In an address to the National Press Club today, Prime Minister Julia Gillard announced a temporary levy and several policy and funding alterations to pay for the cost of rebuilding after floods in Queensland, Victoria, northern New South Wales and Tasmania.
Ms Gillard has dubbed the new levy as being a “highly progressive levy”, responding to the strength of the Australian economy which, Gillard says, allows the government to “pay as [it] goes” in funding the rebuilding effort. Ms Gillard expects that “by 2013 [the Australian Economy] will be running close to full capacity”.
Although the strong economy has allowed for the relief effort to go ahead quickly, Ms Gillard acknowledged that its strength is a double-edged sword. The low unemployment figure of about 5% means that few workers are available to work on the reconstruction.
To help overcome this problem, the Prime Minister has proposed quicker approval of temporary visas for foreign workers trained in skills that are required for the rebuilding effort. This means a five day turnaround for applications in those fields. The Prime Minister also proposed that jobless people from other states seeking government assistance for relocation should only be given the option of moving to Queensland so as to boost worker numbers there.
Gillard also explained to the Press Club that the government must provide funding in a way which will keep the balance between supply and demand so as to avoid inflationary pressures.
The levy, designed to aid the government in its promise to return the Australian budget surplus by 2012/13 whilst rebuilding after the floods, will pay 1.8 billion dollars toward the “first preliminary estimate” of 5.6 billion dollars required from the government to pay for rebuilding.
The remainder of the 5.6 billion will be raised by a series of policy and program alterations and cancellations. This includes “abolishing, deferring and capping access to carbon abatement schemes”. Schemes to be cancelled include the Green Car Innovation Fund (or “Cash for Clunkers” program) and the Green Start Program. The Solar Hot Water Rebate will be altered with a new demand management scheme and funding for the Global Carbon Capture and Storage Institution will be reduced and the body restructured.
Ms Gillard announced that a price on carbon would replace these programs and help improve the budget. Gillard explained the some of the cancelled programs are “not as effective as a carbon price”.
In addition to these cuts, six planned Queensland road and infrastructure projects will be delayed and their funding redirected to the rebuilding effort. This will make a major contribution to funding the rebuilding and will free up more skilled labour for the rebuilding of basic infrastructure. Gillard also said that the deferral will “ensure value for money”.
So how will the relief money be distributed? If the bill passes through Parliament unaltered, there will be an immediate upfront payment to Queensland of two billion dollars for rebuilding projects in the more than 60 flood-affected communities in the state.
The money for the Queensland reconstruction effort will be managed by the Queensland Reconstruction Authority. This authority will arrange the state-wide reconstruction plan.
Payments to other states will be managed through the natural disaster relief and recovery agreement between the commonwealth and the states.
The one-off levy to most Australian income earners will be charged “like income tax” and is proposed to be implemented only during the 2011/2012 financial year. Lower income earners earning 50 thousand dollars per year or less will not pay anything. People with an income between 50 thousand and 100 thousand dollars per year will pay 0.5 per cent on taxable income per week, whilst people earning 100 thousand dollars per year or more will pay one per cent on taxable income per week.
The Prime Minister gave the examples of people with an income of 60 thousand dollars per year paying just under one dollar per week, and people earning 100 thousand dollars per year paying just under five dollars per week.
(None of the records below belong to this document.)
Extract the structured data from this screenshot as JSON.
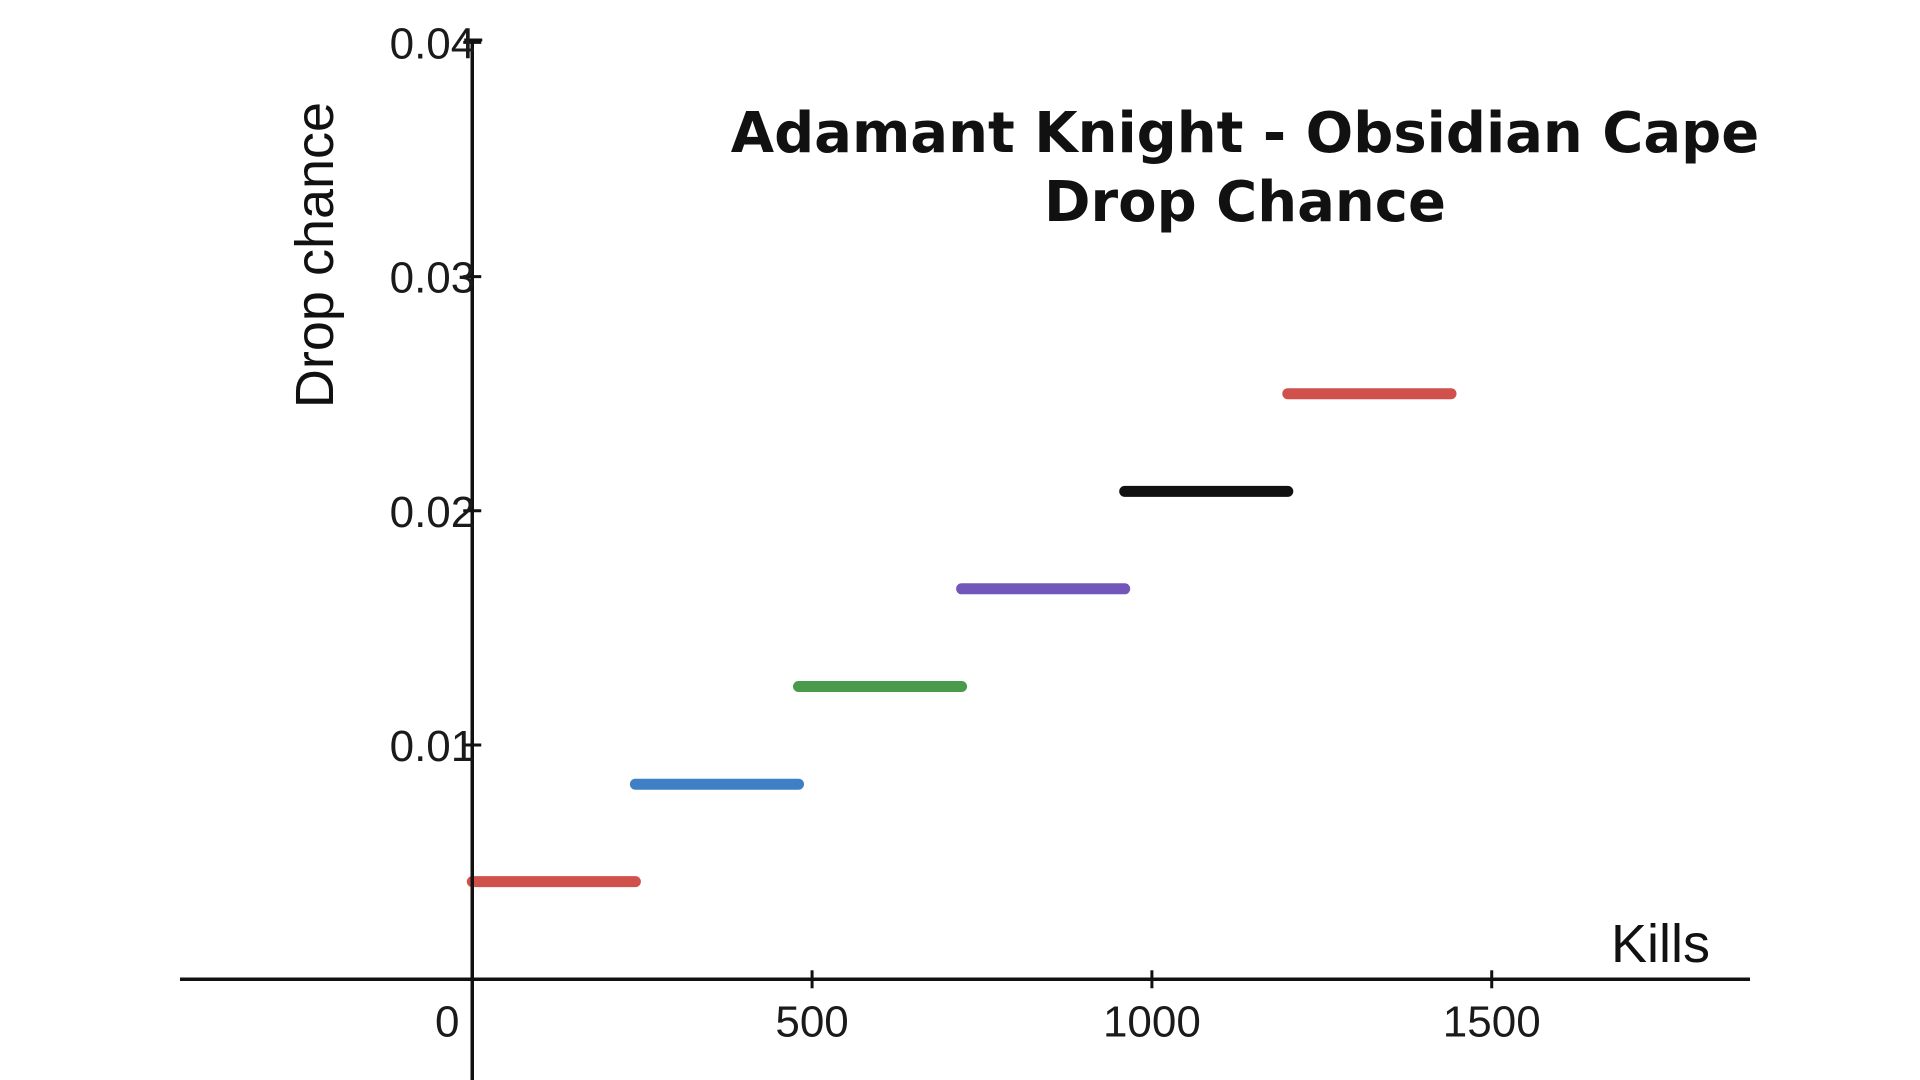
{
  "chart_data": {
    "type": "line",
    "title_lines": [
      "Adamant Knight - Obsidian Cape",
      "Drop Chance"
    ],
    "xlabel": "Kills",
    "ylabel": "Drop chance",
    "xlim": [
      -430,
      1880
    ],
    "ylim": [
      -0.0043,
      0.0401
    ],
    "grid": false,
    "x_ticks": [
      {
        "value": 0,
        "label": "0"
      },
      {
        "value": 500,
        "label": "500"
      },
      {
        "value": 1000,
        "label": "1000"
      },
      {
        "value": 1500,
        "label": "1500"
      }
    ],
    "y_ticks": [
      {
        "value": 0.01,
        "label": "0.01"
      },
      {
        "value": 0.02,
        "label": "0.02"
      },
      {
        "value": 0.03,
        "label": "0.03"
      },
      {
        "value": 0.04,
        "label": "0.04"
      }
    ],
    "series": [
      {
        "x": [
          0,
          240
        ],
        "y": [
          0.00417,
          0.00417
        ],
        "color": "#d0504c"
      },
      {
        "x": [
          240,
          480
        ],
        "y": [
          0.00833,
          0.00833
        ],
        "color": "#3f7fc6"
      },
      {
        "x": [
          480,
          720
        ],
        "y": [
          0.0125,
          0.0125
        ],
        "color": "#4a9a4c"
      },
      {
        "x": [
          720,
          960
        ],
        "y": [
          0.01667,
          0.01667
        ],
        "color": "#7256b9"
      },
      {
        "x": [
          960,
          1200
        ],
        "y": [
          0.02083,
          0.02083
        ],
        "color": "#111111"
      },
      {
        "x": [
          1200,
          1440
        ],
        "y": [
          0.025,
          0.025
        ],
        "color": "#d0504c"
      }
    ]
  }
}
Those people affected by flooding will be exempt from paying the levy. This exemption is awarded to those who claimed the Disaster Assistance Recovery Scheme payouts from the government earlier this year.
The Prime Minister was at pains to make it clear that the levy is “not like the Medicare levy” – a levy model that political and financial commentators had predicted.
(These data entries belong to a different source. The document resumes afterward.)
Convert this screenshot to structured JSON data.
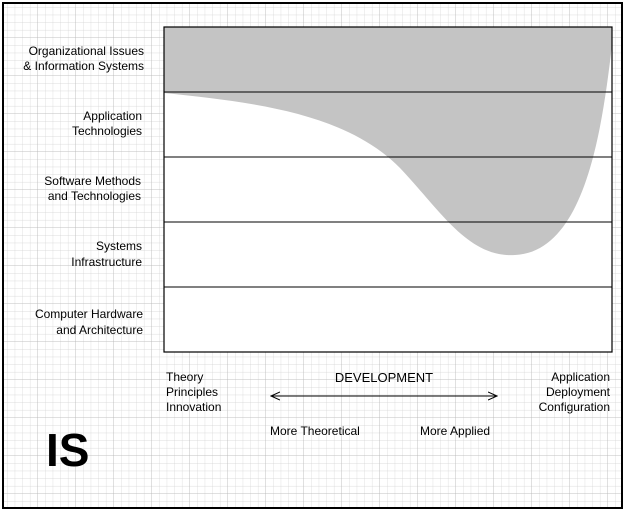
{
  "title": "IS",
  "rows": [
    [
      "Organizational Issues",
      "& Information Systems"
    ],
    [
      "Application",
      "Technologies"
    ],
    [
      "Software Methods",
      "and Technologies"
    ],
    [
      "Systems",
      "Infrastructure"
    ],
    [
      "Computer Hardware",
      "and Architecture"
    ]
  ],
  "axis": {
    "label": "DEVELOPMENT",
    "left": [
      "Theory",
      "Principles",
      "Innovation"
    ],
    "right": [
      "Application",
      "Deployment",
      "Configuration"
    ],
    "left_arrow": "More Theoretical",
    "right_arrow": "More Applied"
  }
}
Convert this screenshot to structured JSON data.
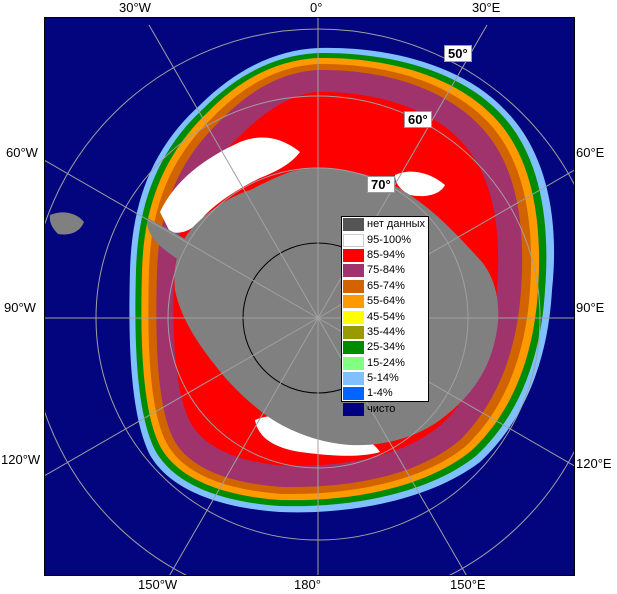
{
  "colors": {
    "ocean": "#03057e",
    "land": "#808080",
    "no_data": "#555555",
    "grid": "#a0a0a0",
    "circle": "#000000"
  },
  "labels": {
    "top": {
      "w30": "30°W",
      "zero": "0°",
      "e30": "30°E"
    },
    "left": {
      "w60": "60°W",
      "w90": "90°W",
      "w120": "120°W"
    },
    "right": {
      "e60": "60°E",
      "e90": "90°E",
      "e120": "120°E"
    },
    "bottom": {
      "w150": "150°W",
      "lon180": "180°",
      "e150": "150°E"
    },
    "lat": {
      "l50": "50°",
      "l60": "60°",
      "l70": "70°"
    }
  },
  "legend": {
    "items": [
      {
        "label": "нет данных",
        "color": "#555555"
      },
      {
        "label": "95-100%",
        "color": "#ffffff"
      },
      {
        "label": "85-94%",
        "color": "#ff0000"
      },
      {
        "label": "75-84%",
        "color": "#a0336c"
      },
      {
        "label": "65-74%",
        "color": "#d26400"
      },
      {
        "label": "55-64%",
        "color": "#ff9900"
      },
      {
        "label": "45-54%",
        "color": "#ffff00"
      },
      {
        "label": "35-44%",
        "color": "#999900"
      },
      {
        "label": "25-34%",
        "color": "#008c00"
      },
      {
        "label": "15-24%",
        "color": "#80ff80"
      },
      {
        "label": "5-14%",
        "color": "#80c0ff"
      },
      {
        "label": "1-4%",
        "color": "#0066ff"
      },
      {
        "label": "чисто",
        "color": "#000080"
      }
    ]
  }
}
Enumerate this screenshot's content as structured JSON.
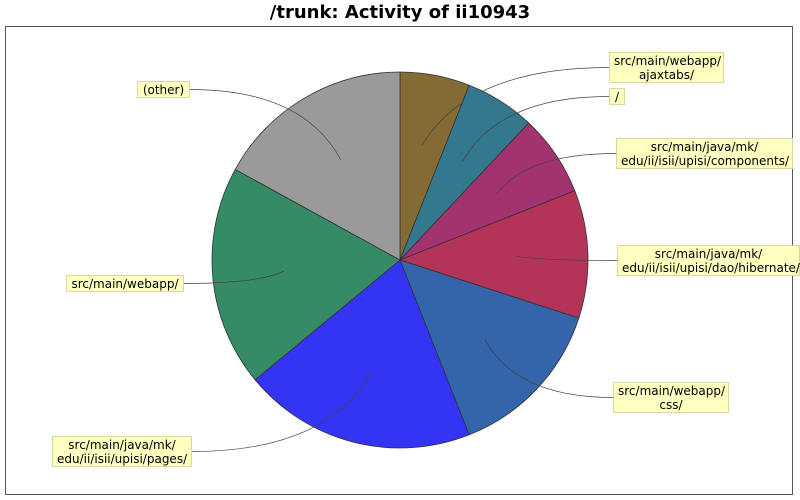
{
  "chart_data": {
    "type": "pie",
    "title": "/trunk: Activity of ii10943",
    "slices": [
      {
        "label": "src/main/webapp/\najaxtabs/",
        "value": 6.0,
        "color": "#836b33"
      },
      {
        "label": "/",
        "value": 6.0,
        "color": "#34788e"
      },
      {
        "label": "src/main/java/mk/\nedu/ii/isii/upisi/components/",
        "value": 7.0,
        "color": "#a2336e"
      },
      {
        "label": "src/main/java/mk/\nedu/ii/isii/upisi/dao/hibernate/",
        "value": 11.0,
        "color": "#b43459"
      },
      {
        "label": "src/main/webapp/\ncss/",
        "value": 14.0,
        "color": "#3465aa"
      },
      {
        "label": "src/main/java/mk/\nedu/ii/isii/upisi/pages/",
        "value": 20.0,
        "color": "#3434f5"
      },
      {
        "label": "src/main/webapp/",
        "value": 19.0,
        "color": "#348b65"
      },
      {
        "label": "(other)",
        "value": 17.0,
        "color": "#9a9a9a"
      }
    ]
  }
}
Public transport is not usually included in the Commonwealth’s contribution to natural disaster relief funds, however Ms Gillard has explained that there is some possibility that the government could fund this area under the “community rebuilding” section of the funding agreement with the states.
In an effort to calm people who have already given significant sums of money to flood appeals, Ms Gillard explained that, where the flood appeals saw the money being sent directly to the people affected by the flood, the levy will pay for the reconstruction of infrastructure.
The levy will not be increased if the government’s planned return to surplus by 2012/13 comes under threat. There will instead be further cuts to government programs and spending.
The bill must now get through parliament, where it may struggle to pass both the upper and lower houses. With the legislation to be introduced in the first sitting week of parliament for 2011, the government has a very short time to conduct a hard sell for the crossbenchers who keep it in power. The opposition opposes a levy, and Greens Senator Christine Milne announced, shortly after Gillard’s address, the Greens’ disappointment with the cutbacks for climate change initiatives in response to what they consider a natural disaster exacerbated by climate change.